Mercer Wealth, which globally has $160 billion in AUM, plans to boost its AUM in the region to $2-$3bn in the next 2-3 years from the present $1bn, said Yasir AbuShaban, a Dubai-based principal with Mercer Wealth.

Within the next two to three years, we are looking at reaching $2 to $3 billion as a conservative estimate and we do see an opportunity to do so,” said Mr AbuShaban.

Mercer does not directly make investments, but allocates clients’ money they have discretion to, to professional asset managers. They also provide advice to clients.

“We have buying power. We can negotiate on their (client’s) behalf with asset managers to provide them lower fees than they otherwise would have to get on their own,” he added.

Mercer Wealth’s clients include sovereign wealth funds, family offices, and insurance companies among others.

From its office in Dubai, Mercer also looks after Africa, India and Turkey, where they also see opportunity for growth.

Wealth creation in Middle East and Africa (MEA) grew 8.5 per cent to $8.1 trillion last year from $7.5tn in 2015, higher than last year’s global average of 6 per cent and the second-highest growth in a region after Asia-Pacific which grew 9.9 per cent, according to consultancy Boston Consulting Group (BCG). In the region, where wealth grew just 1.9 per cent in 2015 compared with 2014, a pickup in oil prices has helped in wealth generation.

BCG is forecasting MEA wealth will rise to $12tn by 2021, growing at an annual average of 8 per cent.

Drivers of wealth generation in the region will be split evenly between new wealth creation and growth of performance of existing assets, according to BCG.

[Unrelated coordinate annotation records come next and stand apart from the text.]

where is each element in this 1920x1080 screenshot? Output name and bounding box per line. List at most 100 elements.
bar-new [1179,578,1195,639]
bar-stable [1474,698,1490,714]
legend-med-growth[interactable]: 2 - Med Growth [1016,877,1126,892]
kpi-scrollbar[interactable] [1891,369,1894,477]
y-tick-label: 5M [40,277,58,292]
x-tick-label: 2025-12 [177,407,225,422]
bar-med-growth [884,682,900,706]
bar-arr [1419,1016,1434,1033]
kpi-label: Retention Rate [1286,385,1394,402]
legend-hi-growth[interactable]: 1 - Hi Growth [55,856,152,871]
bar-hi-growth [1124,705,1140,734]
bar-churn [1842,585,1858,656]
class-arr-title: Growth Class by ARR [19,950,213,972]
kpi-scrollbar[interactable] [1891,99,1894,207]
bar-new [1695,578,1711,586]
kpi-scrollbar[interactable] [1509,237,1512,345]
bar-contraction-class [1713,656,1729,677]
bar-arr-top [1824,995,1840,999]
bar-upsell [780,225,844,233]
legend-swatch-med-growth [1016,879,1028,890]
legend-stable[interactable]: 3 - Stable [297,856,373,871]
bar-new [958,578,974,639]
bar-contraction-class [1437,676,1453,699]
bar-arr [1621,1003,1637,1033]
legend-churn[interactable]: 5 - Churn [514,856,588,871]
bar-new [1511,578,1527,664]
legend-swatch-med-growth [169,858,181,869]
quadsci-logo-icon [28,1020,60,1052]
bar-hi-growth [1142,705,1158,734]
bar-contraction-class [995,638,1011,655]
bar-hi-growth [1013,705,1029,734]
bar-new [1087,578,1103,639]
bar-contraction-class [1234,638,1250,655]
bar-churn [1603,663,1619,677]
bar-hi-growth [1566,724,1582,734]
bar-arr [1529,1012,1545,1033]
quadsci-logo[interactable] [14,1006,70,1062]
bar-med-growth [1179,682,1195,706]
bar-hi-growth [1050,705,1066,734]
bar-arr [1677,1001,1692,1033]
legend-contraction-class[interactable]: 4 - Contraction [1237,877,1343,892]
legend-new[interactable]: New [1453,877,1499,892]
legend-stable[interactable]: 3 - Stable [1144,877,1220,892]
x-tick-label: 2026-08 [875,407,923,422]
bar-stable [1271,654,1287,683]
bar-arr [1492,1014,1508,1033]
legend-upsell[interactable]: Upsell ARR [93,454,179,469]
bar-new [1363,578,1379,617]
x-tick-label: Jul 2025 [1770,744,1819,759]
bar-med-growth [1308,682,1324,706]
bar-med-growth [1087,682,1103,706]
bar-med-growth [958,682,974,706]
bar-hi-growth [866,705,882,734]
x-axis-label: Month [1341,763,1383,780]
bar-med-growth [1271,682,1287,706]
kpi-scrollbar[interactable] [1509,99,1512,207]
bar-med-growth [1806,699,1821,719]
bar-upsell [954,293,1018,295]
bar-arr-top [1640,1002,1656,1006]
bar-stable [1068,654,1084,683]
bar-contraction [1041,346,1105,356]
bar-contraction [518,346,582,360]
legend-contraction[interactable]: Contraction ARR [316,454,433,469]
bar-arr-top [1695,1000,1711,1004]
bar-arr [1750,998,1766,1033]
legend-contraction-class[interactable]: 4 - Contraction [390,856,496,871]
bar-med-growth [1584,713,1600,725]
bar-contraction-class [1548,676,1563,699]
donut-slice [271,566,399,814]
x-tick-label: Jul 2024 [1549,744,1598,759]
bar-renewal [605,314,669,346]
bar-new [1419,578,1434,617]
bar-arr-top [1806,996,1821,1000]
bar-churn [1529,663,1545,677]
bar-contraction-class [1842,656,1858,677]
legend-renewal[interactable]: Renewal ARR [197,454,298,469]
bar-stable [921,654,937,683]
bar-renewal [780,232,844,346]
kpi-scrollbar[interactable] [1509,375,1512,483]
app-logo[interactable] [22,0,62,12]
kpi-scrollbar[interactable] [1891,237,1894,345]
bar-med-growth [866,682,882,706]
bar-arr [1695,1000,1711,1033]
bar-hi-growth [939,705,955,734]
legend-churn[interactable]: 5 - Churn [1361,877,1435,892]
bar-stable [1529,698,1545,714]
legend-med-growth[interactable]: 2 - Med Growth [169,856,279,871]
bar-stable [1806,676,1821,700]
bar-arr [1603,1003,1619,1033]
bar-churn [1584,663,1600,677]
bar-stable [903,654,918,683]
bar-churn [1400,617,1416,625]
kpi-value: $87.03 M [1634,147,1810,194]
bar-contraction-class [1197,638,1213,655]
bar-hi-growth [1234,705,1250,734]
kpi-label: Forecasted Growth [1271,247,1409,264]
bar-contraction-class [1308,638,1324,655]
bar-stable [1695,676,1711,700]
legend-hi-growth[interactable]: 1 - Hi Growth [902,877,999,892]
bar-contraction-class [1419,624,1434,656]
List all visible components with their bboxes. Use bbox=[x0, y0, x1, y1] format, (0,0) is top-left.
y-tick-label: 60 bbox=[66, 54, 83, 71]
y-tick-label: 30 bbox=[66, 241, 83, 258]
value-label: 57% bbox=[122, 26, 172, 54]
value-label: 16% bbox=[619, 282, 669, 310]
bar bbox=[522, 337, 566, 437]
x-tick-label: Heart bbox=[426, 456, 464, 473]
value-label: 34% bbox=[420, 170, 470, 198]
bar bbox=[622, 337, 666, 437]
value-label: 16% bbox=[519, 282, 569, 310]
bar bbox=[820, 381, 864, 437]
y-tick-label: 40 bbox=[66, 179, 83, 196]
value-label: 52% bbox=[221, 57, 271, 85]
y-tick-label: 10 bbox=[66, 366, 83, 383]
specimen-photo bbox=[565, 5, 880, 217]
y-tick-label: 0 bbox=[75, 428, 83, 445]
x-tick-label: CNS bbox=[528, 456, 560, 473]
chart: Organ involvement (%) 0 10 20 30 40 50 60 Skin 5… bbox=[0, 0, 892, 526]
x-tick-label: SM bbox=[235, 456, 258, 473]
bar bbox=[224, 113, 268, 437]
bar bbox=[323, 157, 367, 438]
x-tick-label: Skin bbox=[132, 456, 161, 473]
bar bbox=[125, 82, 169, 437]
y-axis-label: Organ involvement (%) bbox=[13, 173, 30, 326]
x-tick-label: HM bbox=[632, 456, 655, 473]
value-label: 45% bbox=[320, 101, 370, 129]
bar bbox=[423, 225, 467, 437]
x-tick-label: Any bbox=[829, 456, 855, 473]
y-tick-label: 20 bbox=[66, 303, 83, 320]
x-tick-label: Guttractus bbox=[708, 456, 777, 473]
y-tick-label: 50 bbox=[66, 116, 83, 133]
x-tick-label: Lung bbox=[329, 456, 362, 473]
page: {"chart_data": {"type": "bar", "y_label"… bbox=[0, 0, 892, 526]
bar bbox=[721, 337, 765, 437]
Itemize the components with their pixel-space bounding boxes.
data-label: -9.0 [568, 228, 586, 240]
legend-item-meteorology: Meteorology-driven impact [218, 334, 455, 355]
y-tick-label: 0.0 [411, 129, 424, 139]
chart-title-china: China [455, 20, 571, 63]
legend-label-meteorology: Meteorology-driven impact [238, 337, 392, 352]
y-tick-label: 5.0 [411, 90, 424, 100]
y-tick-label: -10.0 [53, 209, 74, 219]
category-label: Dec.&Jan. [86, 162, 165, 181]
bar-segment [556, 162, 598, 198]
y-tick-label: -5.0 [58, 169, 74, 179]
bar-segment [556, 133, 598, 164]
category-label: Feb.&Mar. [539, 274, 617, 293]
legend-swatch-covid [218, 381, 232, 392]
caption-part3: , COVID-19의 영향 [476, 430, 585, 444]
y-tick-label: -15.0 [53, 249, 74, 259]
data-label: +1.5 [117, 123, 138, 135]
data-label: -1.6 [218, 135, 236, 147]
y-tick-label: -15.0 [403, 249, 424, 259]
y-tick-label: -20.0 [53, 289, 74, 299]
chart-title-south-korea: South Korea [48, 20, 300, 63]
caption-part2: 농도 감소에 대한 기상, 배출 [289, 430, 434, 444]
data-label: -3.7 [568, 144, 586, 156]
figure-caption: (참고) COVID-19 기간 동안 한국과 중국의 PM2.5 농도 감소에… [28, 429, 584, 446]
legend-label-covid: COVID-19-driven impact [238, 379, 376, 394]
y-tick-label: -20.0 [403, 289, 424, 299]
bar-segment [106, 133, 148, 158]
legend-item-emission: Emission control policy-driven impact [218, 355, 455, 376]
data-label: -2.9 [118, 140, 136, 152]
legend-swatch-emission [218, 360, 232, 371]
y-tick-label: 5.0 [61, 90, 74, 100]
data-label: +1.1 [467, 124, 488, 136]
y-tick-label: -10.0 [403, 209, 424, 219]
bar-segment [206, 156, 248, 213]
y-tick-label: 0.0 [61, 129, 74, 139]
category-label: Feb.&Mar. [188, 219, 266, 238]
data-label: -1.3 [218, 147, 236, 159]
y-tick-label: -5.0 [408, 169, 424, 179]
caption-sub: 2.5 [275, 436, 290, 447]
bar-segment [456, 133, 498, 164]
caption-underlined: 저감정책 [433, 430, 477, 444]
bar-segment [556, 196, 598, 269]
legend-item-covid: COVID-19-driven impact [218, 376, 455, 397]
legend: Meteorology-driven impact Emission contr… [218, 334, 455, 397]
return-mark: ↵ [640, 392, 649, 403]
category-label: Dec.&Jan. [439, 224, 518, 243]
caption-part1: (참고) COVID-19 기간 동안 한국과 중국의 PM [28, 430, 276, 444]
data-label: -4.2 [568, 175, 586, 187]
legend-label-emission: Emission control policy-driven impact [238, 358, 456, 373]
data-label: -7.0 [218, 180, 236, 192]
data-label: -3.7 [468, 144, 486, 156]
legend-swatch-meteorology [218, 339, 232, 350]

Another general trend in the region is clients’ looking for a comprehensive approach to investing, according to Mr AbuShaban.

“Institutional investors or some of the families are seeing a slowdown in the available capital they have to invest and in that sense they are looking at optimizing the way they manage their portfolios and making sure they are not investing haphazardly and different parts of their investment are working together,” said Mr AbuShaban.

Some clients also have a higher appetite for risk, given the low interest-rate environment that does not provide enough yield for some institutional investors. These clients are keen to invest in illiquid assets, such as private equity and infrastructure.

“What we have seen is a desire for higher returns in what has been a low-return environment specifically in various fixed income or bonds,” he said.

“In this environment, we have seen a de facto increase in the risk that clients are taking in things like illiquid investments, private equity investments, infrastructure and private debt, those kind of investments were higher illiquidity results in incrementally higher returns.”

The Abu Dhabi Investment Authority, one of the largest sovereign wealth funds, said in its 2016 report that has gradually increased its exposure in direct private equity and private credit transactions, mainly in Asian markets and especially in China and India. The authority’s private equity department focused on structured equities owing to “their defensive characteristics.”